Who Was Ruth Adler Schnee, and Why Am I Writing About Her?

Chris Menrad

01/17/23

Ruth was a textile designer in the mid-century who recently died at the fantastic age of 99. That is one reason to celebrate her. Another is her contribution to modern textile design. Ruth Adler Schnee was an emigre from Europe in the late ’30s and went to Rhode Island School of Design and Cranbrook in Detroit. She settled in Detroit and opened a design firm concentrating on textiles and interior design work for clients. The rise of the automobile industry with its new emphasis on interior design for cars, fueled new technologies and materials for textiles. Schnee saw all this and was influenced by these trends. She created beautiful, fresh designs that were biomorphic and colorful.
 
Schnee worked to transition these unique designs into the new modern houses that were emerging. She collaborated with architects Buckminster Fuller, Paul Rudolph, and Minoru Yamasaki and with Saarinen at GM’s groundbreaking technical center near Detroit. Her work was fresh and daring and brought modern ideas to interior design.
 
Sadly, as compelling as these designs were, they did not sell well at the time. Too much color! Ornament is a crime! Most architects specified plain fabrics to show off their architectural details better. Many interior designers were using traditional textiles in interiors that were still naggingly provincial.

Schnee Got a Second Chance in the Late 1990s and With Me!

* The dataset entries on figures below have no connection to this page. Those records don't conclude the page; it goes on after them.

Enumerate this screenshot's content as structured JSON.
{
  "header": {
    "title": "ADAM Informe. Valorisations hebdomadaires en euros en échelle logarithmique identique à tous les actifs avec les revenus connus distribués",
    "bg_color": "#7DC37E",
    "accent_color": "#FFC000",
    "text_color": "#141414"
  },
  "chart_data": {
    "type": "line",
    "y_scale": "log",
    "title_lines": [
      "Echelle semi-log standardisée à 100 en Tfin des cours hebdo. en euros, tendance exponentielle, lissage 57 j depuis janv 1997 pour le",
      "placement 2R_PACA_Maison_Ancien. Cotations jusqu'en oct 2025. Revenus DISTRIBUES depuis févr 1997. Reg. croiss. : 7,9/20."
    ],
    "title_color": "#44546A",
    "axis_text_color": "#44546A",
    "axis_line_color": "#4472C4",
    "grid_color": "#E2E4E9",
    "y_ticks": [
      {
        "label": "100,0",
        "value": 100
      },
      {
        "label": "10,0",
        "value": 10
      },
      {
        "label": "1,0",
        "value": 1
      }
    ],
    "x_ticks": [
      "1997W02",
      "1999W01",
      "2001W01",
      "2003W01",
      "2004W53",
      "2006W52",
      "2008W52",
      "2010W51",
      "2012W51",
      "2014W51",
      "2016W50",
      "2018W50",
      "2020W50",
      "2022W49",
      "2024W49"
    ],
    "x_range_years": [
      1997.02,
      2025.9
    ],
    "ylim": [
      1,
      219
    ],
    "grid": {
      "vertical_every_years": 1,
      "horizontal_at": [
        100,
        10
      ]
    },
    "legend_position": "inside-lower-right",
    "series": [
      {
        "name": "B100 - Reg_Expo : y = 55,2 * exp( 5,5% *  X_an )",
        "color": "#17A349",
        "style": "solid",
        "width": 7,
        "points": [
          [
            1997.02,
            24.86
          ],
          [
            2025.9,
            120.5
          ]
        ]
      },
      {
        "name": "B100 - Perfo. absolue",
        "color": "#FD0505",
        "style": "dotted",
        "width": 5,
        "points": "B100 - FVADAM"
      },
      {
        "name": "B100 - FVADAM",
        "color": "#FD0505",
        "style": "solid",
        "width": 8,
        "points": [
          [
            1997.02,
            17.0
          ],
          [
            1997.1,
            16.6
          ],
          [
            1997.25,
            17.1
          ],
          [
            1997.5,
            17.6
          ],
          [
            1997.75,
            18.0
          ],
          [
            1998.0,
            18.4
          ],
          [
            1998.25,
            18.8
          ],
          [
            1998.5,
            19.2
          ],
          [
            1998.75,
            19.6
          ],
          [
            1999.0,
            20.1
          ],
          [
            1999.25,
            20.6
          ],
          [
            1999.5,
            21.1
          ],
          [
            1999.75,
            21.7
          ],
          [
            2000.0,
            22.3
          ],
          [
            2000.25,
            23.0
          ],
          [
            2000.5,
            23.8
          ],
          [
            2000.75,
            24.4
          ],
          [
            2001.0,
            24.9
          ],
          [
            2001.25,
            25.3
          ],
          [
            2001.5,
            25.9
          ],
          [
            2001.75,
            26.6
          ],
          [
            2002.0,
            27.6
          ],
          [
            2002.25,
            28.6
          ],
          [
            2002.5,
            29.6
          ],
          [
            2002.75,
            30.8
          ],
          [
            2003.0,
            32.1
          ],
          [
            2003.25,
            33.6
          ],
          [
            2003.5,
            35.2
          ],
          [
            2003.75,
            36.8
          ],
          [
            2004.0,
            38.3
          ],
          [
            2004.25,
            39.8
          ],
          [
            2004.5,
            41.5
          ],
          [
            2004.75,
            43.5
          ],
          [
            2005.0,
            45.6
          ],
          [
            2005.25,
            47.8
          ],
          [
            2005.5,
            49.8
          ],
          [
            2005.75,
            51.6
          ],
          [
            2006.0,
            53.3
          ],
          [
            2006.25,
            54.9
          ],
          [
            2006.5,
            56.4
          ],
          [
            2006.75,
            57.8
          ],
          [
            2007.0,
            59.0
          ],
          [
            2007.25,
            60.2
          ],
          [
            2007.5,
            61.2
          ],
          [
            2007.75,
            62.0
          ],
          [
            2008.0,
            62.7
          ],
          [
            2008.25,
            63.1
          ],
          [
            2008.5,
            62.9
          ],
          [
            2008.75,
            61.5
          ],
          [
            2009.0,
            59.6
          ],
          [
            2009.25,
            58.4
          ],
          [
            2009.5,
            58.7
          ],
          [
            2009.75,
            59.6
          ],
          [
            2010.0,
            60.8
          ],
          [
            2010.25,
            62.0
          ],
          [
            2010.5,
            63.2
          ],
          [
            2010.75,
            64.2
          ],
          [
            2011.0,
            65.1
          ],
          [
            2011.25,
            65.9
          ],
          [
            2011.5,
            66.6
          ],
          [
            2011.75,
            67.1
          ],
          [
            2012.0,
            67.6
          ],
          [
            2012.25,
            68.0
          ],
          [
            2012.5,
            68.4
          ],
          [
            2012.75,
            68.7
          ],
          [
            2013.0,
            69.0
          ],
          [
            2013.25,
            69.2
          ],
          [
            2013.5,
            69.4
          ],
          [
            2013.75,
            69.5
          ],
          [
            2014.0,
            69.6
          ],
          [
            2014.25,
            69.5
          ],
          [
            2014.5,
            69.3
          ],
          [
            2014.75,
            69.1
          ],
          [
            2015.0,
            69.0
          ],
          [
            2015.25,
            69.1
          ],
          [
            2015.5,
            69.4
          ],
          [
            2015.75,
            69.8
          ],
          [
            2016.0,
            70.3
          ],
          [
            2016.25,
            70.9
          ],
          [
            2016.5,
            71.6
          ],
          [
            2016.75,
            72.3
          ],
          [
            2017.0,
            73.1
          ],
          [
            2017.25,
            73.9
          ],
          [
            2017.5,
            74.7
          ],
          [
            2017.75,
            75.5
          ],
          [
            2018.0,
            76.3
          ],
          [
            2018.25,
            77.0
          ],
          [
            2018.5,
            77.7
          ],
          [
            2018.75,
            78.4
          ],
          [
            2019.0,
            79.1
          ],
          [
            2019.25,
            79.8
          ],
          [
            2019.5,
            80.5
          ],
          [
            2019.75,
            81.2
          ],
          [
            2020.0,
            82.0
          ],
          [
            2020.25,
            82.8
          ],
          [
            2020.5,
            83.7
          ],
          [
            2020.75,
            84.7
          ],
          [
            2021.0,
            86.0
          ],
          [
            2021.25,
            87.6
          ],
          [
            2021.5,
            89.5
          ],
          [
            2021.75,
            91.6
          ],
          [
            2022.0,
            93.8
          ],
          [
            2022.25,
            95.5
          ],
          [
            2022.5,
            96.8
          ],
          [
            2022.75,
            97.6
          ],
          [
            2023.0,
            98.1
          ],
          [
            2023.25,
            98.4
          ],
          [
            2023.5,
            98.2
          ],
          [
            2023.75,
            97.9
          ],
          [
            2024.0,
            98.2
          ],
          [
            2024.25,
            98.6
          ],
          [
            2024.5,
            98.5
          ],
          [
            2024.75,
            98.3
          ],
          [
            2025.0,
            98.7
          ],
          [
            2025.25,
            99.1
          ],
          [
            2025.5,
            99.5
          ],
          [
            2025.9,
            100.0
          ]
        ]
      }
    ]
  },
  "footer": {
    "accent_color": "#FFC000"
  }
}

When I purchased my William Krisel-designed home in 1999, I was hunting for a fabric I could use to upholster a Dunbar sofa. Unika Vaev, a Swedish firm, had rediscovered Schnee a few years earlier and reissued several of her 1950s designs. I knew little to nothing about her (the internet was still small then), but I loved what I saw and chose a fabric she created in 1950 called Nosegay. Here was a 50-year-old pattern that was so fresh and modern to me because the design seemed like the patterns that atoms make but only when seen under an electron microscope. The colors were perfect and fit the mood of the modern Palm Springs house that I was putting together.
 
My couch with Ruth Adler Schee’s textile print

Schnee went on to sign a contract with Knoll Textiles sometime later and produced new designs for them right up until shortly before her death. When Schnee created Nosegay and other beautiful patterns in those early years, she was making a statement about how shape, color, and texture could play a role within a modern space. She may have been ahead of her time, but 50 years later, it all came together in a little Palm Springs house.